FreePBX is an open source, web based graphical user interface (GUI) that simplifies the deployment and management of Asterisk, a telephony engine and private branch exchange platform. Sangoma, the publisher of Asterisk and FreePBX, uses Debian as the target operating system for FreePBX installations.
Canonical, the publisher of Ubuntu, also publishes source code and compiled packages for almost 30,000 open source software titles to the official Ubuntu repositories. This open source software can be installed on Ubuntu with apt or apt-get.
Anyone deploying FreePBX on Ubuntu benefits from the 10 years of long-term security patching of every open source dependency in Asterisk and FreePBX that is installed from Canonical's Ubuntu repositories, or its mirrors. Sangoma security patches Asterisk LTS versions for 4 years. As an alternative to installing Asterisk from Sangoma, performing apt install asterisk
on Ubuntu results in an installation Asterisk and all its open source dependencies that get in-place security patches from Canonical for 10 years.
Anybody running Ubuntu 24.04 with an Ubuntu Pro subscription (free, or paid) will get security updates for packages installed from Canonical repositories until April 2034. Even though the stewards of Asterisk, NodeJS, and others have shifted focus to newer versions of their software, you can rely on Canonical to provide security updates until 2034.

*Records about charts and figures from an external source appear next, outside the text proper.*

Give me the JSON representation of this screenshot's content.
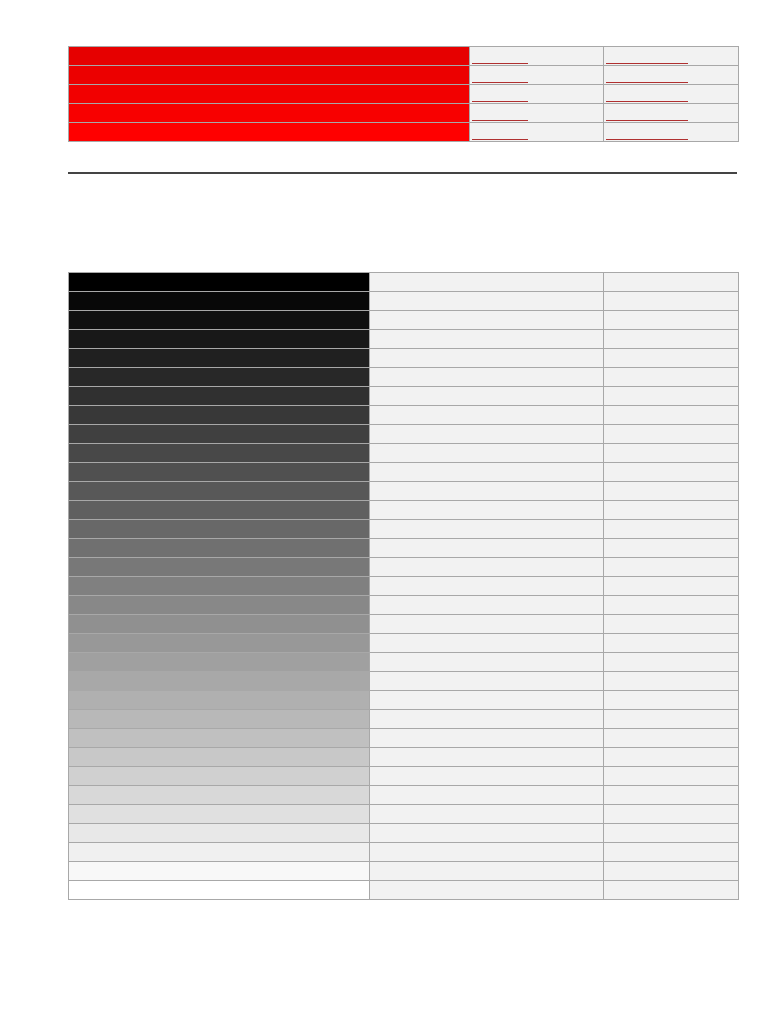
{
  "red_table": {
    "rows": [
      {
        "color": "#e60000",
        "hex_text": "",
        "rgb_text": ""
      },
      {
        "color": "#ec0000",
        "hex_text": "",
        "rgb_text": ""
      },
      {
        "color": "#f20000",
        "hex_text": "",
        "rgb_text": ""
      },
      {
        "color": "#f80000",
        "hex_text": "",
        "rgb_text": ""
      },
      {
        "color": "#ff0000",
        "hex_text": "",
        "rgb_text": ""
      }
    ]
  },
  "gray_table": {
    "rows": [
      {
        "color": "#000000",
        "hex_text": "",
        "rgb_text": ""
      },
      {
        "color": "#080808",
        "hex_text": "",
        "rgb_text": ""
      },
      {
        "color": "#101010",
        "hex_text": "",
        "rgb_text": ""
      },
      {
        "color": "#181818",
        "hex_text": "",
        "rgb_text": ""
      },
      {
        "color": "#202020",
        "hex_text": "",
        "rgb_text": ""
      },
      {
        "color": "#282828",
        "hex_text": "",
        "rgb_text": ""
      },
      {
        "color": "#303030",
        "hex_text": "",
        "rgb_text": ""
      },
      {
        "color": "#383838",
        "hex_text": "",
        "rgb_text": ""
      },
      {
        "color": "#404040",
        "hex_text": "",
        "rgb_text": ""
      },
      {
        "color": "#484848",
        "hex_text": "",
        "rgb_text": ""
      },
      {
        "color": "#505050",
        "hex_text": "",
        "rgb_text": ""
      },
      {
        "color": "#585858",
        "hex_text": "",
        "rgb_text": ""
      },
      {
        "color": "#606060",
        "hex_text": "",
        "rgb_text": ""
      },
      {
        "color": "#686868",
        "hex_text": "",
        "rgb_text": ""
      },
      {
        "color": "#707070",
        "hex_text": "",
        "rgb_text": ""
      },
      {
        "color": "#787878",
        "hex_text": "",
        "rgb_text": ""
      },
      {
        "color": "#808080",
        "hex_text": "",
        "rgb_text": ""
      },
      {
        "color": "#888888",
        "hex_text": "",
        "rgb_text": ""
      },
      {
        "color": "#909090",
        "hex_text": "",
        "rgb_text": ""
      },
      {
        "color": "#989898",
        "hex_text": "",
        "rgb_text": ""
      },
      {
        "color": "#a0a0a0",
        "hex_text": "",
        "rgb_text": ""
      },
      {
        "color": "#a8a8a8",
        "hex_text": "",
        "rgb_text": ""
      },
      {
        "color": "#b0b0b0",
        "hex_text": "",
        "rgb_text": ""
      },
      {
        "color": "#b8b8b8",
        "hex_text": "",
        "rgb_text": ""
      },
      {
        "color": "#c0c0c0",
        "hex_text": "",
        "rgb_text": ""
      },
      {
        "color": "#c8c8c8",
        "hex_text": "",
        "rgb_text": ""
      },
      {
        "color": "#d0d0d0",
        "hex_text": "",
        "rgb_text": ""
      },
      {
        "color": "#d8d8d8",
        "hex_text": "",
        "rgb_text": ""
      },
      {
        "color": "#e0e0e0",
        "hex_text": "",
        "rgb_text": ""
      },
      {
        "color": "#e8e8e8",
        "hex_text": "",
        "rgb_text": ""
      },
      {
        "color": "#f0f0f0",
        "hex_text": "",
        "rgb_text": ""
      },
      {
        "color": "#f8f8f8",
        "hex_text": "",
        "rgb_text": ""
      },
      {
        "color": "#ffffff",
        "hex_text": "",
        "rgb_text": ""
      }
    ]
  },
  "colors": {
    "cell_background": "#f2f2f2",
    "border": "#a8a8a8",
    "link_underline": "#b03030",
    "divider": "#444444"
  }
}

“Since we first launched Ubuntu LTS, with five years free security coverage for the main OS, our enterprise customers have asked us to cover more and more of the wider open-source landscape under private commercial agreements. Today, we are excited to offer the benefits of all of that work, free of charge, to anyone in the world, with a free personal Ubuntu Pro subscription”
- Mark Shuttleworth, CEO of Canonical.
Ubuntu 24.04 ships with PHP 8.3 and Node.js 18.19. FreePBX 17 is compatible with Node.js 18.19, but is unable to run on PHP 8.3. PHP 8.2 must be installed, and is available from Ondřej Surý's PHP PPA. Ondřej Surý is a Debian developer whose Ubuntu PPA is a reliable source for alternative PHP versions. It's worth noting, Ondřej Surý becomes your source for PHP 8.2 security updates if you choose to install their PHP 8.2 packages on your machine.
Canonical has an 18-year track record of timely security updates for the main Ubuntu OS, with critical CVEs patched in less than 24 hours on average. Ubuntu Pro expands this coverage to include software installed from the universe repository. Patches are applied for critical, high, and selected medium CVEs, with many zero-day vulnerabilities fixed under embargo for release the moment the CVE is public.
With this project, you can deploy FreePBX 17 and Asterisk 20.6 on Ubuntu 24.04 LTS using modern Infrastructure as Code (IaC) best practices. This repository contains a single version controlled, declarative, and idempotent cloud-init.yaml configuration file. Fork this repository and modify the first few lines of the cloud-init.yaml to reflect your environment's configuration.
Cloud-init provides event-driven execution, and installing FreePBX and Asterisk with cloud-init ensures configurations and installations happen in the correct sequence. There is guaranteed idempotence when using cloud-init's modules, and cloud-init's declaritive configurations provide improved security over scripted configurations from shell scripts downloaded from the Internet.
The cloud-init.yaml configurations are opinionated, and strive to:
- compile nothing from source; rather install via Ubuntu's apt or snap package managers
- keep the installation and configuration as lean as possible
- prevent the disk from becoming full through normal long-term usage of Asterisk and FreePBX
- TODO enable automated security and bugfix updates over time for Asterisk, FreePBX, and Ubuntu
- be resilient against race conditions when installing on low-compute-power shared-core VMs, such as Google's f1-micro.
- pre-configure the FreePBX Core Module to:
- unload Asterisk modules which are not suitable for containerized or virtual machine deployments
- include Flowroute and Telnyx SIP trunks with IP authentication, leaving only the Outbound Dialing Prefix to be manually set
- include outbound routes for making calls anywhere in North America, with Flowroute and Telnyx failover
- TODO configure incoming caller ID to conform to North American Numbering Plan (e.164 NANPA)
- configure Ubuntu to run for 9 months without reboot
- enable Livepatch for protecting the Linux kernel
- prune call recordings over 45 days old via crontab, if call recording is enabled
- prune CDR and CEL records over 24 hours old via crontab
All cloud providers provide the ability to configure virtual machines via cloud-init in their dashboard, via command line tools, or both.
Google Cloud Platform's dashboard looks like this when provisioning a virtual machine:
Click "Add item" under Management
You can paste the cloud-init.yaml configuration file in that text area.
Oracle Cloud Infrastructure's dashboard looks like this when provisiong a new virtual machine:
You can paste the cloud-init.yaml configuration file in that text area.